Rusya ile ilişkilerde de benzer bir belirsizlik dikkat çekiyor. Fidan, Karadeniz Tahıl Koridoru ve Ukrayna savaşına dair Türkiye’nin girişimlerini överken, Moskova ile ilişkilerimizin nasıl bir dengeye oturduğuna dair net bir açıklama yapmadı. S-400 meselesi hâlâ masada dururken, Türkiye’nin Rusya’dan nasıl bir askeri ve siyasi destek beklediği meçhul. Ayrıca, “adil arabulucu” rolünden sıkça bahsedilmesine rağmen, bu rolün Rusya-Ukrayna savaşındaki etkisi tartışmalı.
Karadeniz Tahıl Koridoru’nun yeniden işler hale gelmesi, Türkiye için bir diplomatik başarı gibi sunuldu. Ancak bu koridorun Rusya’nın çıkarlarına uygun bir şekilde yeniden düzenlendiği iddiaları, Türkiye’nin tarafsız arabulucu kimliğini sorgulatıyor. Rusya ile yakınlaşma, Batı ittifakındaki yerimizi ne kadar zorluyor? Bu denge politikasının sürdürülebilirliği, konuşmada hiç ele alınmadı.
Fidan, savunma sanayisinin gelişiminden bahsederken, ABD ile yaşanan F-35 ve S-400 krizini tamamen atladı. Gerçekten, uçak düşürme gafını kapatmak için girdiğimiz S-400 çukurundan nasıl ve hangi maliyetle çıkılacağı konusunda ne yapıyoruz? Bilen var mı? ABD’nin S-400 alımı nedeniyle uyguladığı yaptırımlar ve F-35 programından çıkarılmamız, Türkiye’nin NATO içindeki pozisyonunu zorluyor. Ancak bu meseleler konuşmanın dışına itildi. Eğer “çok boyutlu ve kararlı bir dış politika” yürütülüyorsa, bu kadar kritik konuların es geçilmesi nasıl açıklanabilir?

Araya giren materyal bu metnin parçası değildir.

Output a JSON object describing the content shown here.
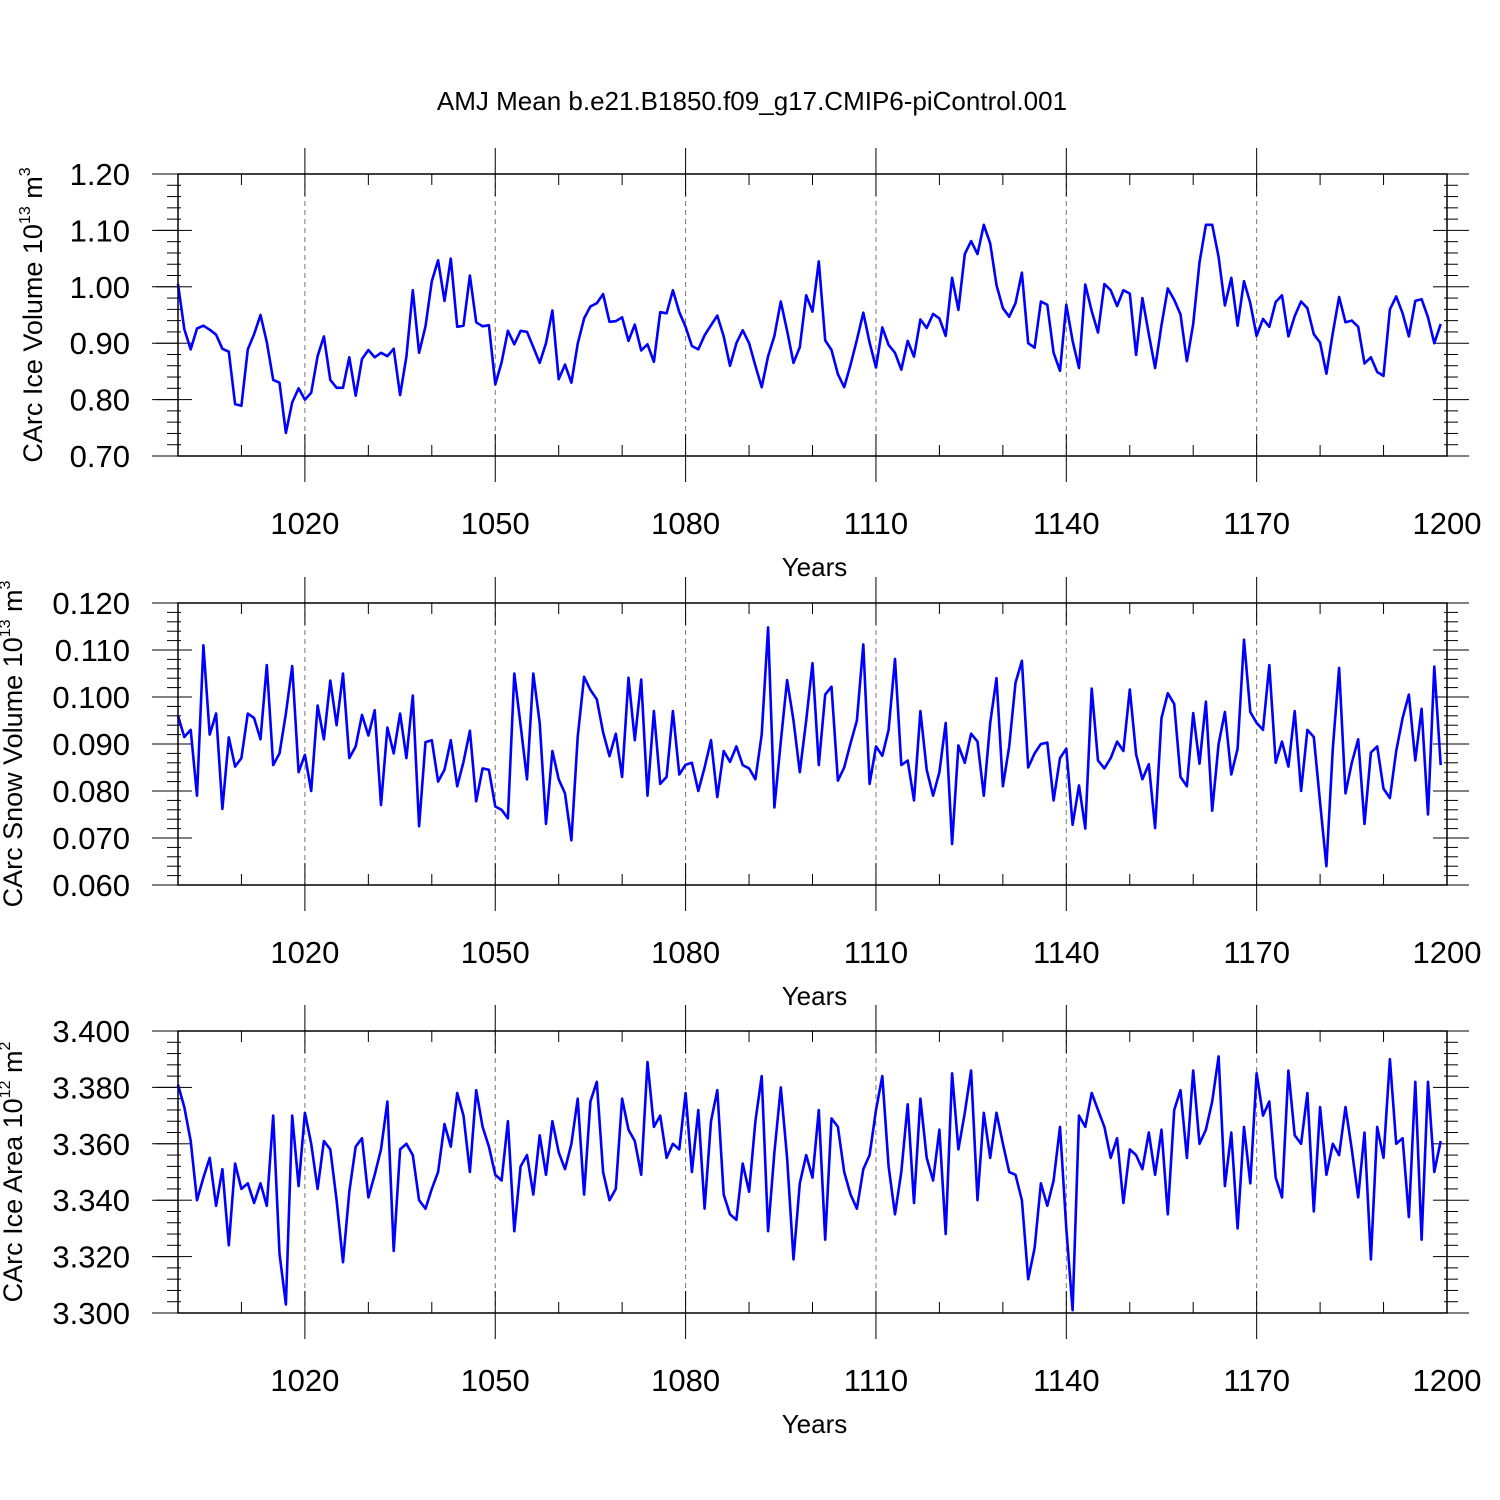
{
  "figure": {
    "title": "AMJ Mean b.e21.B1850.f09_g17.CMIP6-piControl.001",
    "line_color": "#0000ff"
  },
  "chart_data": [
    {
      "type": "line",
      "ylabel": {
        "text": "CArc Ice Volume 10",
        "sup": "13",
        "unit": " m",
        "unit_sup": "3"
      },
      "xlabel": "Years",
      "xlim": [
        1000,
        1200
      ],
      "ylim": [
        0.7,
        1.2
      ],
      "yticks": [
        "0.70",
        "0.80",
        "0.90",
        "1.00",
        "1.10",
        "1.20"
      ],
      "xticks": [
        "1020",
        "1050",
        "1080",
        "1110",
        "1140",
        "1170",
        "1200"
      ],
      "grid": "vertical-dashed",
      "x_start": 1000,
      "values": [
        1.005,
        0.925,
        0.889,
        0.926,
        0.931,
        0.924,
        0.915,
        0.89,
        0.885,
        0.792,
        0.789,
        0.889,
        0.916,
        0.95,
        0.902,
        0.835,
        0.83,
        0.741,
        0.795,
        0.82,
        0.8,
        0.812,
        0.877,
        0.912,
        0.835,
        0.821,
        0.821,
        0.875,
        0.807,
        0.872,
        0.888,
        0.875,
        0.883,
        0.877,
        0.89,
        0.808,
        0.876,
        0.994,
        0.883,
        0.93,
        1.01,
        1.047,
        0.975,
        1.05,
        0.929,
        0.931,
        1.02,
        0.937,
        0.93,
        0.932,
        0.827,
        0.866,
        0.922,
        0.898,
        0.922,
        0.92,
        0.893,
        0.865,
        0.9,
        0.958,
        0.836,
        0.862,
        0.83,
        0.899,
        0.944,
        0.965,
        0.971,
        0.987,
        0.938,
        0.939,
        0.946,
        0.904,
        0.933,
        0.887,
        0.898,
        0.867,
        0.955,
        0.953,
        0.994,
        0.955,
        0.929,
        0.895,
        0.889,
        0.914,
        0.932,
        0.949,
        0.912,
        0.86,
        0.9,
        0.923,
        0.9,
        0.86,
        0.822,
        0.877,
        0.913,
        0.974,
        0.922,
        0.865,
        0.893,
        0.985,
        0.956,
        1.045,
        0.905,
        0.888,
        0.845,
        0.822,
        0.862,
        0.906,
        0.954,
        0.901,
        0.857,
        0.928,
        0.897,
        0.883,
        0.853,
        0.904,
        0.876,
        0.942,
        0.927,
        0.952,
        0.944,
        0.913,
        1.016,
        0.959,
        1.058,
        1.081,
        1.058,
        1.11,
        1.077,
        1.003,
        0.962,
        0.947,
        0.971,
        1.025,
        0.9,
        0.892,
        0.974,
        0.968,
        0.883,
        0.851,
        0.968,
        0.904,
        0.856,
        1.004,
        0.957,
        0.919,
        1.005,
        0.994,
        0.966,
        0.994,
        0.988,
        0.879,
        0.98,
        0.916,
        0.856,
        0.932,
        0.997,
        0.977,
        0.951,
        0.868,
        0.934,
        1.043,
        1.11,
        1.11,
        1.053,
        0.967,
        1.016,
        0.931,
        1.01,
        0.971,
        0.913,
        0.943,
        0.929,
        0.973,
        0.985,
        0.912,
        0.948,
        0.974,
        0.962,
        0.916,
        0.901,
        0.846,
        0.918,
        0.982,
        0.937,
        0.94,
        0.929,
        0.864,
        0.875,
        0.849,
        0.842,
        0.96,
        0.983,
        0.953,
        0.912,
        0.975,
        0.978,
        0.946,
        0.9,
        0.934
      ]
    },
    {
      "type": "line",
      "ylabel": {
        "text": "CArc Snow Volume 10",
        "sup": "13",
        "unit": " m",
        "unit_sup": "3"
      },
      "xlabel": "Years",
      "xlim": [
        1000,
        1200
      ],
      "ylim": [
        0.06,
        0.12
      ],
      "yticks": [
        "0.060",
        "0.070",
        "0.080",
        "0.090",
        "0.100",
        "0.110",
        "0.120"
      ],
      "xticks": [
        "1020",
        "1050",
        "1080",
        "1110",
        "1140",
        "1170",
        "1200"
      ],
      "grid": "vertical-dashed",
      "x_start": 1000,
      "values": [
        0.096,
        0.0915,
        0.093,
        0.079,
        0.111,
        0.092,
        0.0965,
        0.0762,
        0.0914,
        0.0852,
        0.087,
        0.0965,
        0.0955,
        0.091,
        0.1068,
        0.0855,
        0.088,
        0.0965,
        0.1066,
        0.084,
        0.0877,
        0.08,
        0.0982,
        0.091,
        0.1035,
        0.094,
        0.105,
        0.087,
        0.0895,
        0.0962,
        0.0918,
        0.0972,
        0.077,
        0.0935,
        0.088,
        0.0965,
        0.087,
        0.1003,
        0.0725,
        0.0904,
        0.0908,
        0.082,
        0.0845,
        0.0908,
        0.081,
        0.0862,
        0.0928,
        0.0778,
        0.0848,
        0.0845,
        0.0767,
        0.076,
        0.0742,
        0.105,
        0.094,
        0.0825,
        0.105,
        0.0945,
        0.073,
        0.0885,
        0.0825,
        0.0795,
        0.0695,
        0.0915,
        0.1043,
        0.1015,
        0.0995,
        0.0925,
        0.0874,
        0.0922,
        0.083,
        0.1041,
        0.0908,
        0.1037,
        0.079,
        0.097,
        0.0815,
        0.083,
        0.097,
        0.0835,
        0.0856,
        0.086,
        0.08,
        0.085,
        0.0908,
        0.0787,
        0.0885,
        0.0862,
        0.0895,
        0.0855,
        0.0848,
        0.0825,
        0.092,
        0.1148,
        0.0765,
        0.0905,
        0.1036,
        0.095,
        0.084,
        0.095,
        0.1072,
        0.0855,
        0.1005,
        0.1022,
        0.0822,
        0.085,
        0.0902,
        0.095,
        0.1112,
        0.0815,
        0.0895,
        0.0875,
        0.093,
        0.1081,
        0.0855,
        0.0865,
        0.078,
        0.097,
        0.0845,
        0.079,
        0.084,
        0.0945,
        0.0687,
        0.0897,
        0.086,
        0.0922,
        0.0905,
        0.079,
        0.0945,
        0.104,
        0.081,
        0.0895,
        0.103,
        0.1077,
        0.085,
        0.088,
        0.09,
        0.0903,
        0.078,
        0.087,
        0.089,
        0.0728,
        0.0812,
        0.072,
        0.1018,
        0.0865,
        0.0848,
        0.087,
        0.0905,
        0.0885,
        0.1016,
        0.0878,
        0.0825,
        0.0857,
        0.0721,
        0.0955,
        0.1008,
        0.0985,
        0.083,
        0.081,
        0.0966,
        0.0858,
        0.099,
        0.0758,
        0.09,
        0.0968,
        0.0835,
        0.089,
        0.1122,
        0.0968,
        0.0945,
        0.093,
        0.1068,
        0.086,
        0.0905,
        0.0852,
        0.097,
        0.08,
        0.093,
        0.0915,
        0.0775,
        0.064,
        0.089,
        0.1062,
        0.0795,
        0.086,
        0.091,
        0.073,
        0.0882,
        0.0895,
        0.0805,
        0.0785,
        0.0885,
        0.0955,
        0.1005,
        0.0865,
        0.0975,
        0.075,
        0.1065,
        0.0855
      ]
    },
    {
      "type": "line",
      "ylabel": {
        "text": "CArc Ice Area 10",
        "sup": "12",
        "unit": " m",
        "unit_sup": "2"
      },
      "xlabel": "Years",
      "xlim": [
        1000,
        1200
      ],
      "ylim": [
        3.3,
        3.4
      ],
      "yticks": [
        "3.300",
        "3.320",
        "3.340",
        "3.360",
        "3.380",
        "3.400"
      ],
      "xticks": [
        "1020",
        "1050",
        "1080",
        "1110",
        "1140",
        "1170",
        "1200"
      ],
      "grid": "vertical-dashed",
      "x_start": 1000,
      "values": [
        3.381,
        3.373,
        3.361,
        3.34,
        3.348,
        3.355,
        3.338,
        3.351,
        3.324,
        3.353,
        3.344,
        3.346,
        3.339,
        3.346,
        3.338,
        3.37,
        3.321,
        3.303,
        3.37,
        3.345,
        3.371,
        3.36,
        3.344,
        3.361,
        3.358,
        3.34,
        3.318,
        3.343,
        3.359,
        3.362,
        3.341,
        3.349,
        3.358,
        3.375,
        3.322,
        3.358,
        3.36,
        3.356,
        3.34,
        3.337,
        3.344,
        3.35,
        3.367,
        3.359,
        3.378,
        3.37,
        3.35,
        3.379,
        3.366,
        3.359,
        3.349,
        3.347,
        3.368,
        3.329,
        3.352,
        3.356,
        3.342,
        3.363,
        3.349,
        3.368,
        3.357,
        3.351,
        3.36,
        3.376,
        3.342,
        3.375,
        3.382,
        3.35,
        3.34,
        3.344,
        3.376,
        3.365,
        3.361,
        3.349,
        3.389,
        3.366,
        3.37,
        3.355,
        3.36,
        3.358,
        3.378,
        3.35,
        3.372,
        3.337,
        3.368,
        3.379,
        3.342,
        3.335,
        3.333,
        3.353,
        3.343,
        3.368,
        3.384,
        3.329,
        3.357,
        3.38,
        3.355,
        3.319,
        3.346,
        3.356,
        3.348,
        3.372,
        3.326,
        3.369,
        3.366,
        3.35,
        3.342,
        3.337,
        3.351,
        3.356,
        3.372,
        3.384,
        3.352,
        3.335,
        3.35,
        3.374,
        3.339,
        3.376,
        3.355,
        3.347,
        3.365,
        3.328,
        3.385,
        3.358,
        3.371,
        3.386,
        3.34,
        3.371,
        3.355,
        3.371,
        3.36,
        3.35,
        3.349,
        3.34,
        3.312,
        3.323,
        3.346,
        3.338,
        3.347,
        3.366,
        3.33,
        3.301,
        3.37,
        3.366,
        3.378,
        3.372,
        3.366,
        3.355,
        3.362,
        3.339,
        3.358,
        3.356,
        3.351,
        3.364,
        3.349,
        3.365,
        3.335,
        3.372,
        3.379,
        3.355,
        3.386,
        3.36,
        3.365,
        3.375,
        3.391,
        3.345,
        3.364,
        3.33,
        3.366,
        3.346,
        3.385,
        3.37,
        3.375,
        3.348,
        3.341,
        3.386,
        3.363,
        3.36,
        3.378,
        3.336,
        3.373,
        3.349,
        3.36,
        3.356,
        3.373,
        3.358,
        3.341,
        3.364,
        3.319,
        3.366,
        3.355,
        3.39,
        3.36,
        3.362,
        3.334,
        3.382,
        3.326,
        3.382,
        3.35,
        3.361
      ]
    }
  ]
}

Bakan ayrıca Kanada ve Norveç’in Türkiye’ye yönelik savunma sanayi kısıtlamalarını kaldırmasını önemli bir gelişme olarak sundu, ancak bu kısıtlamaların neden var olduğu ya da diğer ülkelerle yaşanan sorunların nasıl çözüleceği konusunda bir değerlendirme yapmadı.
Dışişleri Bakanı Fidan’ın konuşması, dış politikamıza dair büyük sözler ve iddialı ifadelerle doluydu. Ancak bu ifadelerin altını dolduracak somut adımların eksikliği, konuşmanın etkisini azalttı. 360 derece dış politika anlayışı, dönüp dolaşıp aynı noktaya varan bir strateji gibi görünüyor. ABD ile ilişkilerde net bir strateji sunulmadı, İsrail-Gazze meselesinde diplomatik başarı yerine insani yardım vurgusu yapıldı, Rusya ile ilişkilerde ise savrulan bir politika izleniyor.
Türkiye, dış politikada güçlü bir oyuncu olmayı hak ediyor. Ancak bunun için büyük sözler yerine somut ve sonuç odaklı bir stratejiye ihtiyaç var. Dışişleri Bakanı Fidan’ın konuşması, bu stratejinin varlığı konusunda şüpheler uyandırıyor.